One of the motivating factors behind starting this blog was the imminent launch of St Andrew’s College inaugural BYOD or 1:1 Computing Programme for our 2014 Yr9 Cohort. The first term of schooling for 2014 has now finished and I took this opportunity to get some early feedback from the students of Yr9, their teachers and also their parents – a “360 survey” of sorts, to find out how the introduction of laptops as a mandatory tool in the classroom has gone.
As you can see from the video above, Mr David Bevin (our Head of Teaching and Learning) interviewed a number of Yr9 students to hear their experiences so far and they were overwhelmingly positive. The sentiments expressed in the interviews closely reflected those from the surveys and I will share some of this information below.
The Parent Voice – by the numbers:
- 71% said their child was not previously allowed to bring a laptop/tablet to class in Yr8
- 78% said this was the first time their child had ‘owned’ a laptop or been solely responsible for it.
- The type of device brought by their children:
- 47% an Apple Macbook Air or MacBook Pro
- 51% a Windows 7 or Windows 8 laptop
- 2% a Tablet
These answers all indicated that for most of our Yr9 students, owning / managing a laptop was a pretty new experience, especially in terms of being allowed to bring it to school. This is valuable information for us as a school as it is a timely reminder that there should be no assumptions that the students will be ‘experts’ with the devices. Whilst a number have clearly demonstrated advanced skills, many others have required support and guidance along the way.
The decision to require a “full operating system” (i.e. OS X or Windows 7 or 8) was validated when Microsoft changed their licensing to provide free MS Office to all students. This has allowed the teachers to plan and teach with confidence that all students can create documents in the common Office formats.

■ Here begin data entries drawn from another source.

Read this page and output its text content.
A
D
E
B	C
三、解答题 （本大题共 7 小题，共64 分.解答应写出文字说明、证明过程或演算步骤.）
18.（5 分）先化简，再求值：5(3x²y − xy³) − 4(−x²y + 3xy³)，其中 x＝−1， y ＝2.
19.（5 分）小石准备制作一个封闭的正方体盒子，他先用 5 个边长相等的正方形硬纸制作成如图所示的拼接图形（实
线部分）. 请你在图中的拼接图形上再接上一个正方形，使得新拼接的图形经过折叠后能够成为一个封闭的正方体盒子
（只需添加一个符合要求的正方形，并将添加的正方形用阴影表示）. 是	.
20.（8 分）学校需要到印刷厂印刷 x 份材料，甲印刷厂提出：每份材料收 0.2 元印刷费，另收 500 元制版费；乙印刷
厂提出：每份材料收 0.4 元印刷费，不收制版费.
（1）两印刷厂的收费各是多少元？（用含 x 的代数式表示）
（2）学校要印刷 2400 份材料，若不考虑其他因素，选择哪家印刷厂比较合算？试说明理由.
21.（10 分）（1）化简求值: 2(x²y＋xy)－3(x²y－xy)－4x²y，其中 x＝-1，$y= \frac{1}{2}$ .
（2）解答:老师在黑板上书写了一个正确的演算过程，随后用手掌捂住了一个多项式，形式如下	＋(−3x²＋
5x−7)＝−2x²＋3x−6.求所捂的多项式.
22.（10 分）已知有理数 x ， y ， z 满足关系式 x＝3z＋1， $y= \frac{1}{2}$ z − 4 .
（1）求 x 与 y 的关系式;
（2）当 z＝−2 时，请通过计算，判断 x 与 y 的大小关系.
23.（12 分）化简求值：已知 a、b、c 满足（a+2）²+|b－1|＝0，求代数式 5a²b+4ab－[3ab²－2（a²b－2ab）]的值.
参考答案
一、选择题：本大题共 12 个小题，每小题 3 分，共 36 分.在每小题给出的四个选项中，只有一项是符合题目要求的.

- 94% of parents agreed or strongly agreed that their child is enjoying using their laptops in class
- Class and homework usage:
- 62% said their child used their laptop most classes each day
- 38% said their child used their laptop at least 1-2 classes each day
- 57% said their child used their laptop for homework related to most classes each day
- 30% said their child used their laptop for homework related to 1-2 classes each day
- 90% of parents agreed or strongly agreed that through conversations with their child they were feeling positive about taking their laptop to school each day
It is very pleasing that the parents are seeing the devices used regularly by their students in class, as in 2013 one of the concerns expressed in the lead up to the launch was whether the laptop would be actively used by teachers as part of the learning. Through the combination of the use of Moodle as our Learning Management System and our professional development of teachers these devices are being used authentically in the learning both in, and out, of the classrooms.

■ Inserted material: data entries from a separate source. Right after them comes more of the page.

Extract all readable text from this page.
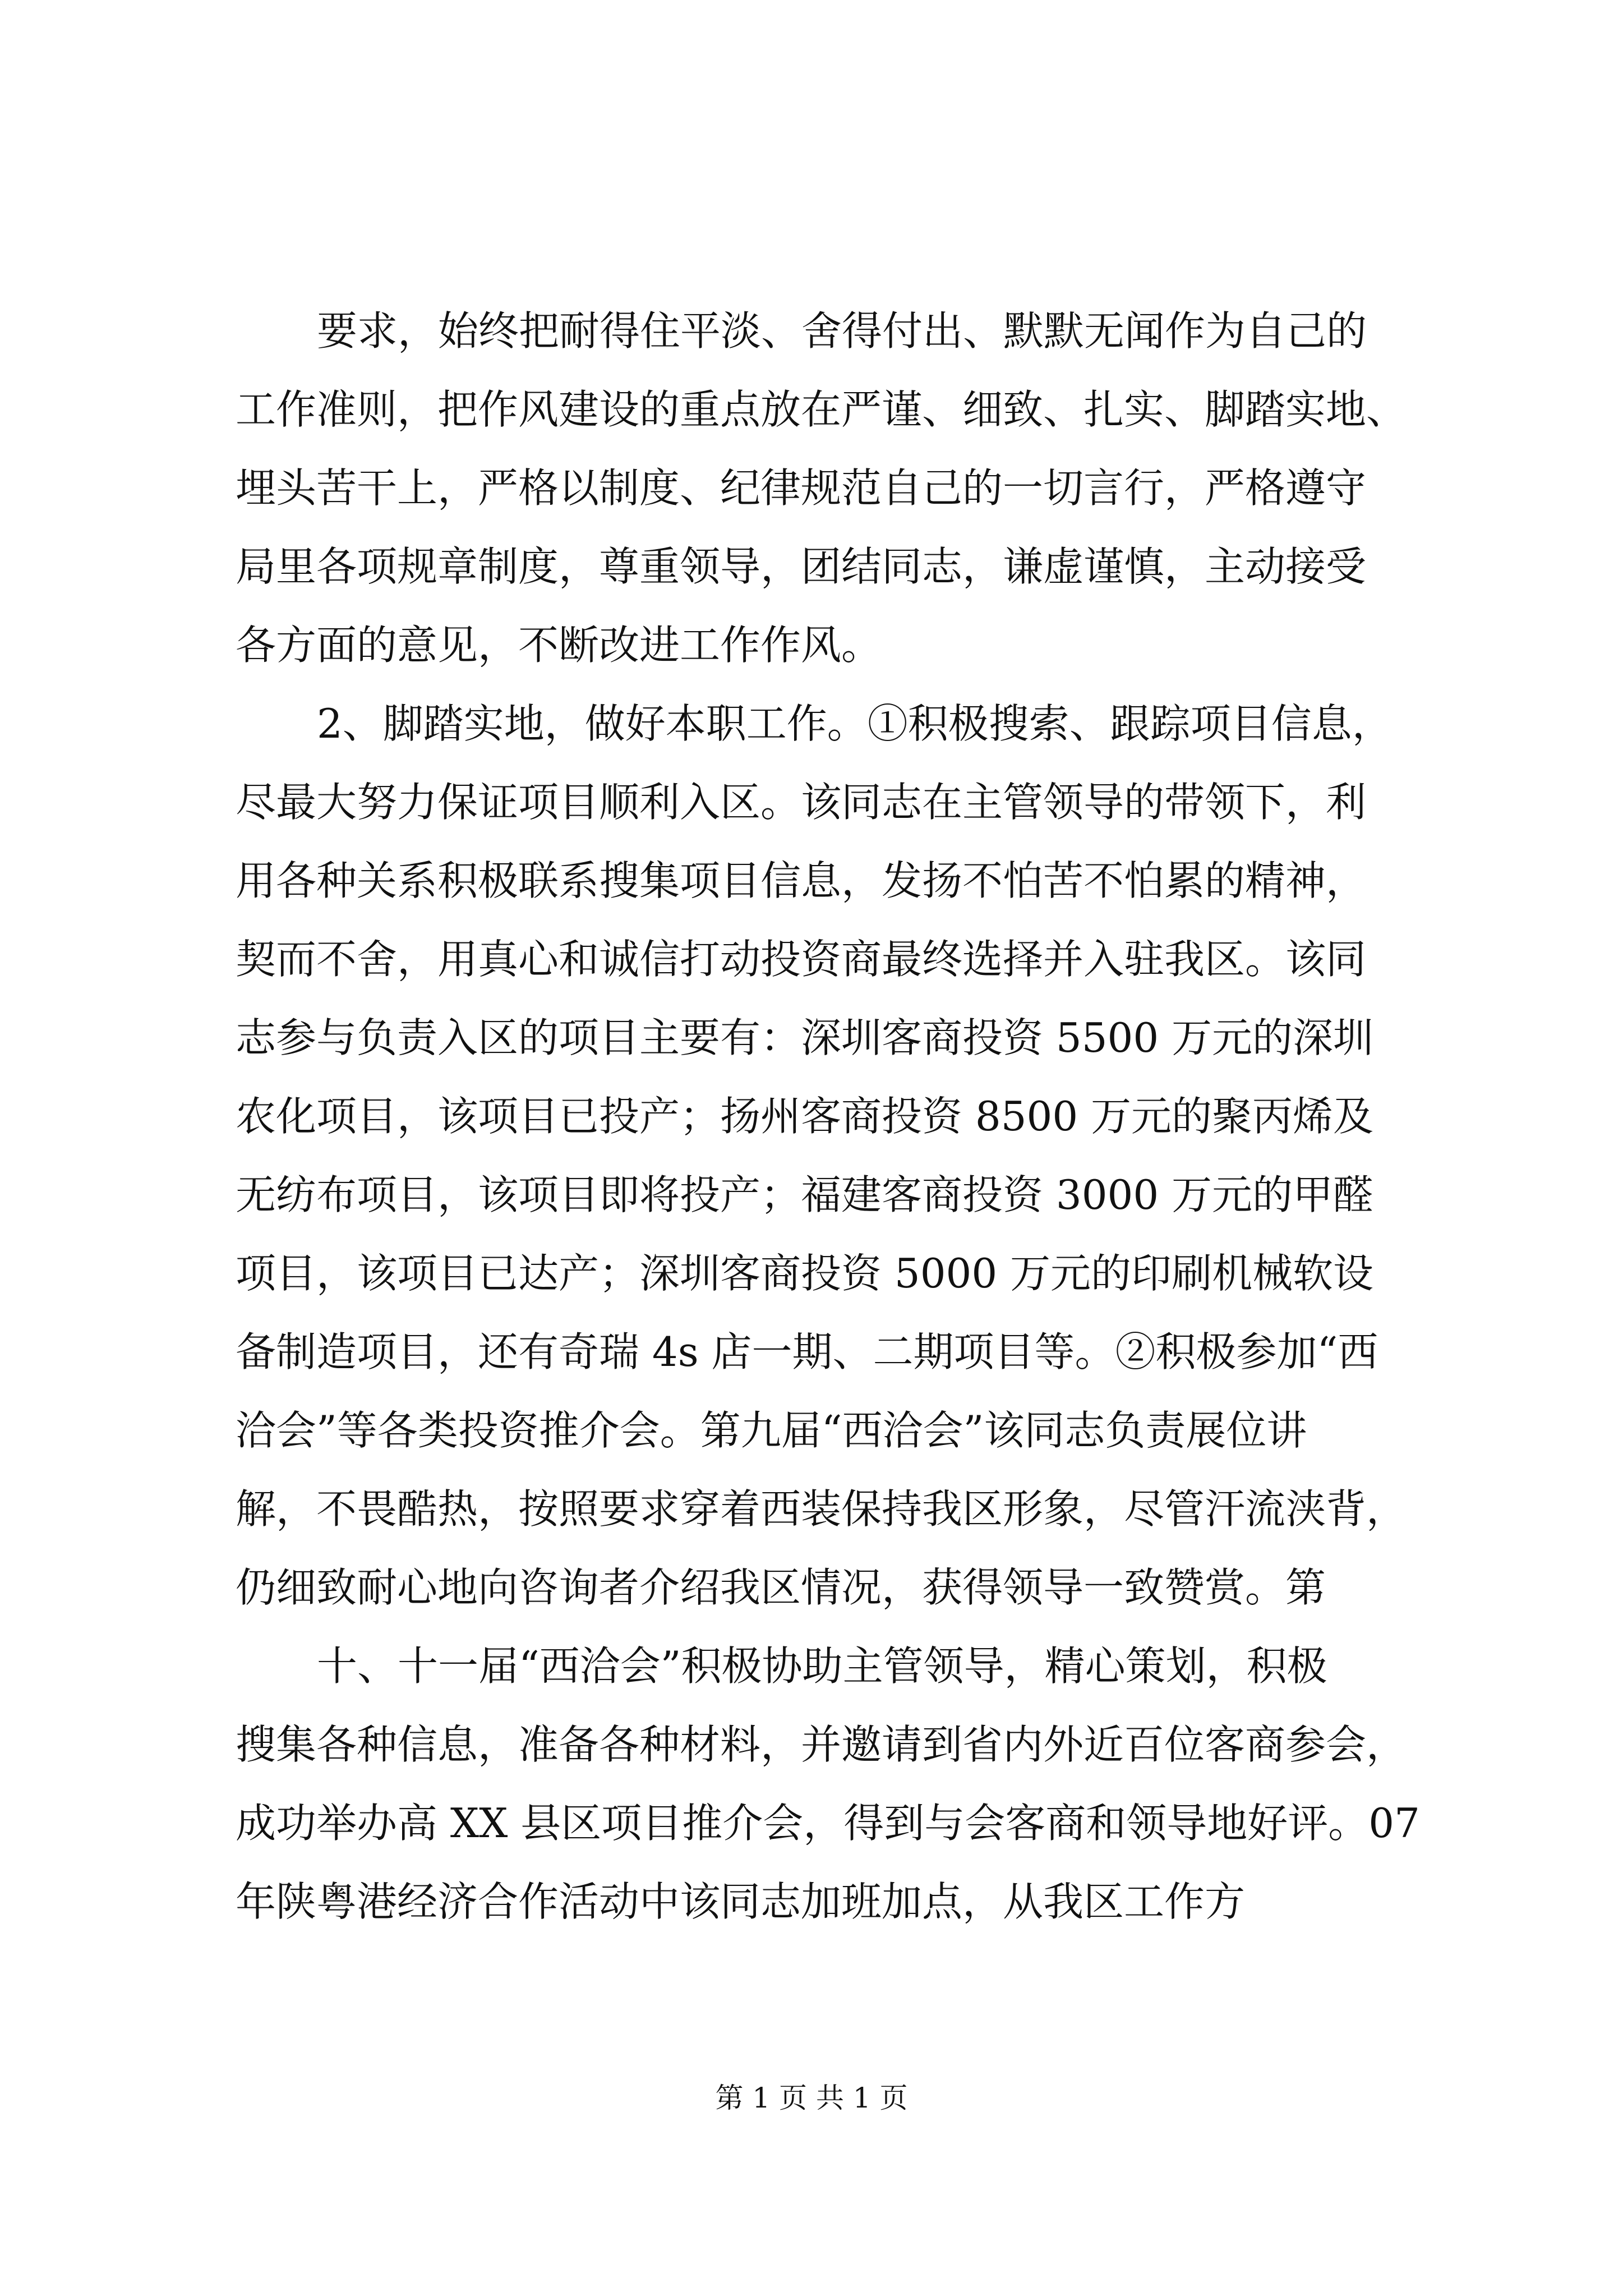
要求，始终把耐得住平淡、舍得付出、默默无闻作为自己的
工作准则，把作风建设的重点放在严谨、细致、扎实、脚踏实地、
埋头苦干上，严格以制度、纪律规范自己的一切言行，严格遵守
局里各项规章制度，尊重领导，团结同志，谦虚谨慎，主动接受
各方面的意见，不断改进工作作风。
2、脚踏实地，做好本职工作。①积极搜索、跟踪项目信息，
尽最大努力保证项目顺利入区。该同志在主管领导的带领下，利
用各种关系积极联系搜集项目信息，发扬不怕苦不怕累的精神，
契而不舍，用真心和诚信打动投资商最终选择并入驻我区。该同
志参与负责入区的项目主要有：深圳客商投资 5500 万元的深圳
农化项目，该项目已投产；扬州客商投资 8500 万元的聚丙烯及
无纺布项目，该项目即将投产；福建客商投资 3000 万元的甲醛
项目，该项目已达产；深圳客商投资 5000 万元的印刷机械软设
备制造项目，还有奇瑞 4s 店一期、二期项目等。②积极参加“西
洽会”等各类投资推介会。第九届“西洽会”该同志负责展位讲
解，不畏酷热，按照要求穿着西装保持我区形象，尽管汗流浃背，
仍细致耐心地向咨询者介绍我区情况，获得领导一致赞赏。第
十、十一届“西洽会”积极协助主管领导，精心策划，积极
搜集各种信息，准备各种材料，并邀请到省内外近百位客商参会，
成功举办高 XX 县区项目推介会，得到与会客商和领导地好评。07
年陕粤港经济合作活动中该同志加班加点，从我区工作方
第 1 页 共 1 页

The biggest shared concern from parents resulting from this survey was the handwriting skills their students would have in Yr11 when NCEA exams kicked in for them. There is so much talk in the media about this at the moment that the requirements for students may be quite different in a few years time, but nevertheless this is an area where teachers will need to still be working in opportunities for handwriting practice for their students (in fact, many of our NCEA teachers are already doing this – requiring students to hand write practice assessments before the preliminary internal exams).
UPDATE: Thanks to Mr G MacManus for linking me to the transcript of the address from Karen Poutasi, Chief Executive of NZQA, addressing how exams will change in the very near future.

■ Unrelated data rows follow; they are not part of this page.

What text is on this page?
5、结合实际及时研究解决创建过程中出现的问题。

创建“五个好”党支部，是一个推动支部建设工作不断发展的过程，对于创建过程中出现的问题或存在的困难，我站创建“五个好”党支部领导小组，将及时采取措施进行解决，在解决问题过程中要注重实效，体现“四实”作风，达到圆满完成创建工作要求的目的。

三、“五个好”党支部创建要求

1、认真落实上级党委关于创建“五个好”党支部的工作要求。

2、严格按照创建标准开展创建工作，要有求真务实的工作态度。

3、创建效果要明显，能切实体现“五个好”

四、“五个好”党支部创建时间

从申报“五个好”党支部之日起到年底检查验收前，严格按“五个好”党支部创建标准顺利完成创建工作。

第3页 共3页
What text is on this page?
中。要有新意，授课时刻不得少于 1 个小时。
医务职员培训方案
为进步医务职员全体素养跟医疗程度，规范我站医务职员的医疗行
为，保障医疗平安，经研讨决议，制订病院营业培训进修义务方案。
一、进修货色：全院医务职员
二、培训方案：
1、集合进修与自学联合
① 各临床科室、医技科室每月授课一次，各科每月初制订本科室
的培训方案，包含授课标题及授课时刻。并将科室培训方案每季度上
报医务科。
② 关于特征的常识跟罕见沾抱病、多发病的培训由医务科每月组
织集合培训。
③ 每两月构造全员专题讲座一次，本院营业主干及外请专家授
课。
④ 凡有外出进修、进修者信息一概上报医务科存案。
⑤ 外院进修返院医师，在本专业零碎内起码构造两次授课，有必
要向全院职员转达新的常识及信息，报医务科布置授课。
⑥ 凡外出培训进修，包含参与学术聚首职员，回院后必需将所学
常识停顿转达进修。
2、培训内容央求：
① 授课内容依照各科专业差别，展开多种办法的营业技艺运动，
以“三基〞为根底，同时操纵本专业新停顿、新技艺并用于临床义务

Here is a great quote from a parent who completed the survey:
I was very concerned about giving our son a laptop for his own use. However my observation is that he is using it as the tool it is supposed to be … He only uses the device in the family area as is the rule … and we have been very impressed with the way it has been implemented across the school. It is clear to me how teachers are making use of this in the home learning environment … Overall though we are thrilled with how it is working. Our son is dilligently completing his home learning and project work on his own device and there have been very few issues so far.
In a followup post I will break down the feedback from staff and students on how Term 1, 2014 has gone in our Yr9 1:1 Computing Programme.